I burst through the doors and there she was—Meg. Huddled on the couch under a gray thermal blanket, flanked by Arlo and Zane. Her hair was messy, her face pale, and her eyes were wide and wild until she saw me.

Then she burst into tears.

"Justin!" she cried, leaping up and running into my arms.

I caught her, held her, arms locking tight around her small frame. She was trembling. Still in shock. But alive.

"Hey, hey, it’s okay. I got you," I murmured, crouching down to meet her at eye level. "You’re safe now. I promise."

She gripped my jacket like she never wanted to let go. "I-I didn’t know what was happening. They came to my friend’s place and said my mom sent them. But they weren’t—they weren’t—"

"I know, baby girl." My voice cracked. "You’re okay now. You’re safe."

Her small shoulders shook as she cried into my chest. I felt like I was splintering in half. Rage and grief—twin poisons—boiled inside me. I stroked her hair and swallowed the scream building in my throat.

"You found me," she whispered. "I knew you would."

I smiled faintly, bitterly. "Always."

I sat with her for a few more minutes until her breathing slowed.
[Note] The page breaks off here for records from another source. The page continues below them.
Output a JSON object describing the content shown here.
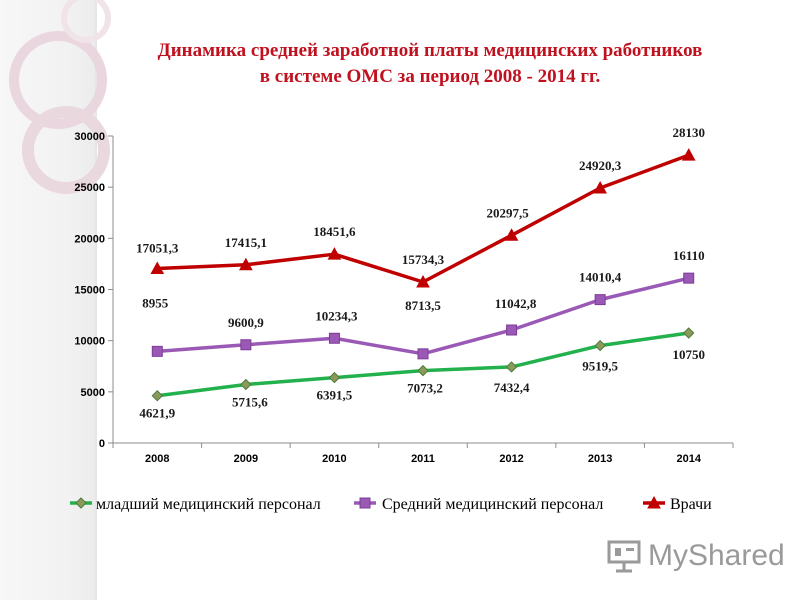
{
  "slide": {
    "title_line1": "Динамика средней заработной платы медицинских работников",
    "title_line2": "в системе ОМС за период 2008 -  2014 гг.",
    "watermark_text": "MyShared"
  },
  "colors": {
    "title": "#c0111f",
    "junior": "#22b14c",
    "junior_marker": "#8a9a5b",
    "middle": "#9b59b6",
    "doctors": "#c00000"
  },
  "chart_data": {
    "type": "line",
    "title": "Динамика средней заработной платы медицинских работников в системе ОМС за период 2008 -  2014 гг.",
    "categories": [
      "2008",
      "2009",
      "2010",
      "2011",
      "2012",
      "2013",
      "2014"
    ],
    "ylim": [
      0,
      30000
    ],
    "yticks": [
      "0",
      "5000",
      "10000",
      "15000",
      "20000",
      "25000",
      "30000"
    ],
    "grid": false,
    "legend_position": "bottom",
    "series": [
      {
        "name": "младший медицинский персонал",
        "marker": "diamond",
        "values": [
          4621.9,
          5715.6,
          6391.5,
          7073.2,
          7432.4,
          9519.5,
          10750
        ],
        "labels": [
          "4621,9",
          "5715,6",
          "6391,5",
          "7073,2",
          "7432,4",
          "9519,5",
          "10750"
        ]
      },
      {
        "name": "Средний медицинский персонал",
        "marker": "square",
        "values": [
          8955,
          9600.9,
          10234.3,
          8713.5,
          11042.8,
          14010.4,
          16110
        ],
        "labels": [
          "8955",
          "9600,9",
          "10234,3",
          "8713,5",
          "11042,8",
          "14010,4",
          "16110"
        ]
      },
      {
        "name": "Врачи",
        "marker": "triangle",
        "values": [
          17051.3,
          17415.1,
          18451.6,
          15734.3,
          20297.5,
          24920.3,
          28130
        ],
        "labels": [
          "17051,3",
          "17415,1",
          "18451,6",
          "15734,3",
          "20297,5",
          "24920,3",
          "28130"
        ]
      }
    ]
  }
}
Her eyes drooped. Exhaustion finally dragging her under.

Her adoptive mother arrived soon after—wide-eyed, frantic. She nearly collapsed when she saw Meg safe, whole, alive.

"Thank you, thank you—oh my God, thank you, Justin," she sobbed as she hugged Meg to her chest.

I nodded stiffly.

She kept thanking me.

But I wasn’t the hero tonight.

Because I’d failed the one person who needed me most.
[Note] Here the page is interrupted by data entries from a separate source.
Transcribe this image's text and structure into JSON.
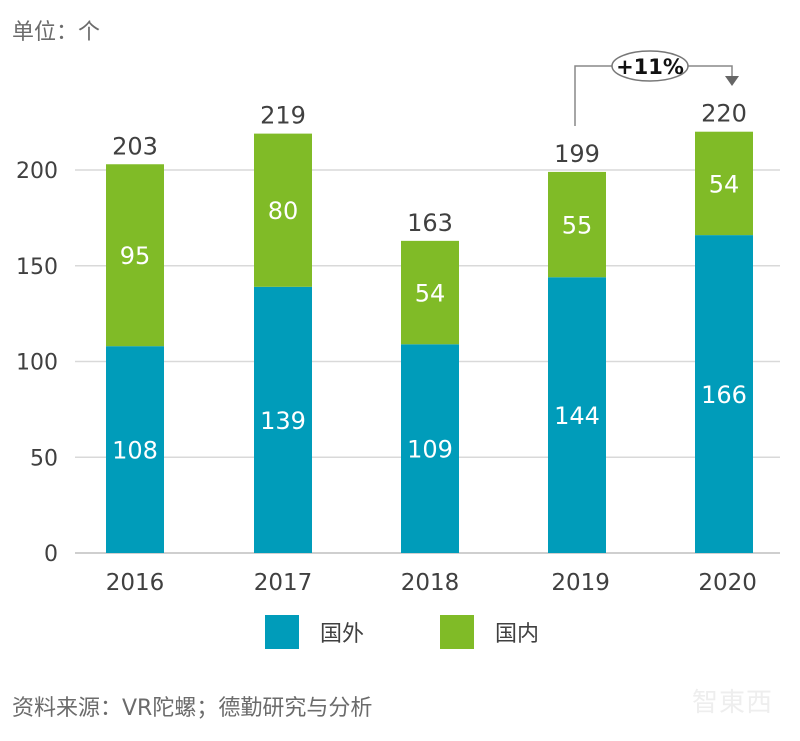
{
  "unit_label": "单位：个",
  "source": "资料来源：VR陀螺；德勤研究与分析",
  "watermark": "智東西",
  "colors": {
    "foreign": "#009cba",
    "domestic": "#80bb27",
    "grid": "#d9d9d9"
  },
  "chart_data": {
    "type": "bar",
    "stacked": true,
    "categories": [
      "2016",
      "2017",
      "2018",
      "2019",
      "2020"
    ],
    "series": [
      {
        "name": "国外",
        "values": [
          108,
          139,
          109,
          144,
          166
        ]
      },
      {
        "name": "国内",
        "values": [
          95,
          80,
          54,
          55,
          54
        ]
      }
    ],
    "totals": [
      203,
      219,
      163,
      199,
      220
    ],
    "ylim": [
      0,
      200
    ],
    "yticks": [
      0,
      50,
      100,
      150,
      200
    ],
    "grid": true,
    "legend": "bottom",
    "annotation": {
      "text": "+11%",
      "from": "2019",
      "to": "2020"
    }
  }
}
I left them at the safehouse and radioed the team still holding the captured men. They’d caught two of the operatives near the school where Meg had been grabbed.

"Where are they?" I asked flatly.

"Dungeon," Rico replied. "We brought them back to base. Wanted to wait for your call."

I drove straight there. Alone.

The underground cells were built like a fortress. Stone walls, steel bars. Each cell sealed with biometric locks and reinforced doors. No escape. No mercy.

The guards stood back when I entered.

They saw it on my face.

I was no longer the tactician. The commander.

I was uncontrolled bloodlust Justin now.